Eglises d'Asie

Après la large victoire remportée par la coalition dominée par le BNP de Khaleda Zia, le nou-veau cabinet compte deux ministres issus du principal parti islamiste local, le Jamaat-e-Islami

Publié le 18/03/2010




Mardi 9 octobre, les 191 députés élus sous la bannière du Parti nationaliste du Bangladesh (BNP) ont prêté serment en l’absence de leurs collègues de l’opposition. Ces derniers, partisans du Premier ministre sortant, Mme Hasina Wajed, chef de la ligue Awami, contestent les résultas des élections législatives du 1er octobre dernier (1), élections qu’ils estiment gravement entachées d’irrégularités. Selon le P. Patrick Gomes, secrétaire général adjoint de la Conférence des évêques catholiques du Bangladesh, les résultats des élections ont constitué “une surprise” pour l’une et l’autre des parties en présence et les soupçons de fraude sont importants. “S’il peut être prouvé que des pratiques illégales ont eu lieu durant les opérations électorales, de nouvelles élections doivent être organisées”, a-t-il estimé.
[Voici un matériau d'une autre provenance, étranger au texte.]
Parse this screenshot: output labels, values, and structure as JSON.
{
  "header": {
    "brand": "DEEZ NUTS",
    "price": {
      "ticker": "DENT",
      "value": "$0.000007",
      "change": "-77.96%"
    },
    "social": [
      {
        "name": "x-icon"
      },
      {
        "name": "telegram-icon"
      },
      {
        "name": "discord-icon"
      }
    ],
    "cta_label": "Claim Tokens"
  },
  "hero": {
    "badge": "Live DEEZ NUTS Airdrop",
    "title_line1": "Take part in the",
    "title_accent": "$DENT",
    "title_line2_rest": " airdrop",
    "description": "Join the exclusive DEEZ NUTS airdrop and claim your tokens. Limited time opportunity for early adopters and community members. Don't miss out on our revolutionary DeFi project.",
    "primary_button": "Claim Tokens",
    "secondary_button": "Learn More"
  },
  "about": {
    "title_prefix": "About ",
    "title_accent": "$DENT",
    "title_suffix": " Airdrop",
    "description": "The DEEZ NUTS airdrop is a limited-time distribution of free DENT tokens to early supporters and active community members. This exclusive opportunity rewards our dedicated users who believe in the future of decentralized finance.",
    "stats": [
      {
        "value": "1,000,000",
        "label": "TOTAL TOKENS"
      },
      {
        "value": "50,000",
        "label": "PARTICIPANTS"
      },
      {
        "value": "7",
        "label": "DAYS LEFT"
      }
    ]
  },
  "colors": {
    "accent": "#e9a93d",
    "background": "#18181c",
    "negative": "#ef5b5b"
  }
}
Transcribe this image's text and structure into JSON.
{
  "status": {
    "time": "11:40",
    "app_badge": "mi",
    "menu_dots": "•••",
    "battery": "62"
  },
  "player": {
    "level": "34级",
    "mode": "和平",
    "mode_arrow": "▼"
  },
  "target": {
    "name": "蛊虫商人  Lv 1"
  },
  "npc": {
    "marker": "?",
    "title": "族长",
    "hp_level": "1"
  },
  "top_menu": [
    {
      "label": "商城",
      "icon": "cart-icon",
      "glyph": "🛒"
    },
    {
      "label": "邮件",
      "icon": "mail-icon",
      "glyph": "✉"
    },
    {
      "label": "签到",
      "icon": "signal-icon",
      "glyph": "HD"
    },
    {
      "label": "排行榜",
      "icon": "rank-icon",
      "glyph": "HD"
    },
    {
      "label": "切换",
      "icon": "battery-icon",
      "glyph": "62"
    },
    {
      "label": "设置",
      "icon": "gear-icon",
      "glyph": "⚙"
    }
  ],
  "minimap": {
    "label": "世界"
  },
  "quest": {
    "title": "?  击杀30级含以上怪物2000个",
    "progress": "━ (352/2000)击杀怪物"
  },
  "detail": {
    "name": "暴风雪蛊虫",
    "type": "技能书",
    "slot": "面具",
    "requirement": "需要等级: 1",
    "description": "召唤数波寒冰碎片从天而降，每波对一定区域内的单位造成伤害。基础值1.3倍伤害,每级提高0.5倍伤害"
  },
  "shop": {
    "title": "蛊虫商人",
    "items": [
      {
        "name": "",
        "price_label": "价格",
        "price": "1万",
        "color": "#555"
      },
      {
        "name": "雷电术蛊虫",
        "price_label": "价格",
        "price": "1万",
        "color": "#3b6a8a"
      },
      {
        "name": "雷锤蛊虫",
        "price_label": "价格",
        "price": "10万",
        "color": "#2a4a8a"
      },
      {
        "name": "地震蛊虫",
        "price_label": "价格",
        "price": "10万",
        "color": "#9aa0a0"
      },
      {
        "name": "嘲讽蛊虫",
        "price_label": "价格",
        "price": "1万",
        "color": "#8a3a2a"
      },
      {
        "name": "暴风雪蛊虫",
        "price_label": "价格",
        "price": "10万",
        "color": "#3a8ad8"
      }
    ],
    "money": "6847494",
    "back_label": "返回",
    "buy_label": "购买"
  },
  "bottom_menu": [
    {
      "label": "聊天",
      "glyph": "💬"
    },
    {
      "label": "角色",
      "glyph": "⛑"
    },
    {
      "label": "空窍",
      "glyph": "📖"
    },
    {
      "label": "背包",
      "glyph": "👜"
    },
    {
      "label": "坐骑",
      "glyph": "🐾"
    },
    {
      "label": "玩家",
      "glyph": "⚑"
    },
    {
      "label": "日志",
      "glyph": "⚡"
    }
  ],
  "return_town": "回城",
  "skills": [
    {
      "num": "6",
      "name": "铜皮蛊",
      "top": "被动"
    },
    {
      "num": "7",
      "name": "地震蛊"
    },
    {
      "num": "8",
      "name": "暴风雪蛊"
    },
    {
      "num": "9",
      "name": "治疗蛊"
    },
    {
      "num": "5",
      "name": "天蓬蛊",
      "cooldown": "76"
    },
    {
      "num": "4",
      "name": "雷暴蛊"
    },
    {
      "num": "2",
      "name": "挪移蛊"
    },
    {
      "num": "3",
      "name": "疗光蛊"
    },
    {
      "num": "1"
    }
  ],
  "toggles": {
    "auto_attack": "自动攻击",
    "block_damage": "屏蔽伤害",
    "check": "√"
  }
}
Le P. Gomes déclare que la défaite cuisante de la Ligue Awami – qui n’a remporté que 62 sièges sur les 300 que compte l’Assemblée nationale – est une “sévère leçon” adressée par les électeurs bangladais à leur ancien Premier ministre, Hasina Wajed. Commentant les violences pré- et post-électorales, “habituelles” au Bangladesh mais particulièrement meurtrières cette fois-ci (150 morts), il a déclaré souhaiter pour le pays “un gouvernement qui se tienne à l’écart du terrorisme, se consacre à bâtir la paix et à agir en faveur d’un véritable développement économique”.

La presse locale a fait état de plusieurs cas de fraude ; entre autres, le Daily Janakantha, quotidien en langue bengalie, a rapporté que dans une circonscription au moins on avait compté 4 000 suffrages de plus que le nombre d’électeurs inscrits. Lors d’une conférence de presse, Hasina Wajed a présenté plusieurs personnes qu’elle a décrit comme ayant été blessées lors des élections “par des terroristes du BNP” ; elle a ajouté qu’elle étudiait un projet destiné à manifester son refus du résultat des élections. Pourtant, selon la Mission d’observation des élections de l’Union européenne ainsi que selon la majorité des observateurs locaux et étrangers, “les opérations électorales se sont déroulées dans des conditions de liberté et de justice satisfaisantes et représentent un pas important vers la consolidation de la démocratie [au Bangladesh] ». Le taux élevé de participation (près de 80 %) ainsi que la forte participation des femmes au scrutin ont été soulignés comme des points positifs.

Outre ses 191 députés, le BNP pourra compter sur l’appui de ses alliés, trois petits partis dont le Jamaat-e-Islami, parti islamiste qui a affiché son soutien à Oussama Ben Laden et qui a remporté 17 sièges (2). En vertu d’un accord antérieur à l’élection du 1er octobre, ce parti a obtenu que deux de ses membres – dont son chef, Matiur Rahman Nizami – fassent parti du nouveau gouvernement, fort de 59 ministres. Dans le contexte actuel, Mme Khaleda Zia, qui a prêté serment le 10 octobre en tant que nouveau Premier ministre, a promptement déclaré que le Bangladesh ne deviendrait pas une République islamique (3). Tout en remerciant Allah de lui avoir “donné une nouvelle fois l’opportunité de servir la nation” (4), elle a déclaré que sa tâche prioritaire serait le redressement économique du pays.

Selon plusieurs observateurs locaux, les chances de voir le Bangladesh devenir un second Pakistan, pays où les partis islamistes, tout en étant minoritaires, tiennent une place certaine sur la scène politique, sont faibles. “Il y a de très nombreuses personnalités influentes au sein du BNP qui sont opposées au Jamaat et à son programme politique”, a commenté Wahiduddin Mahmud, économiste connu. Dès son élection au poste de Premier ministre confirmée, Khaleda Zia a réitéré l’engagement pris auparavant par le gouvernement intérimaire de ranger le Bangladesh aux côtés des Etats-Unis dans la guerre que les Américains ont déclaré au terrorisme.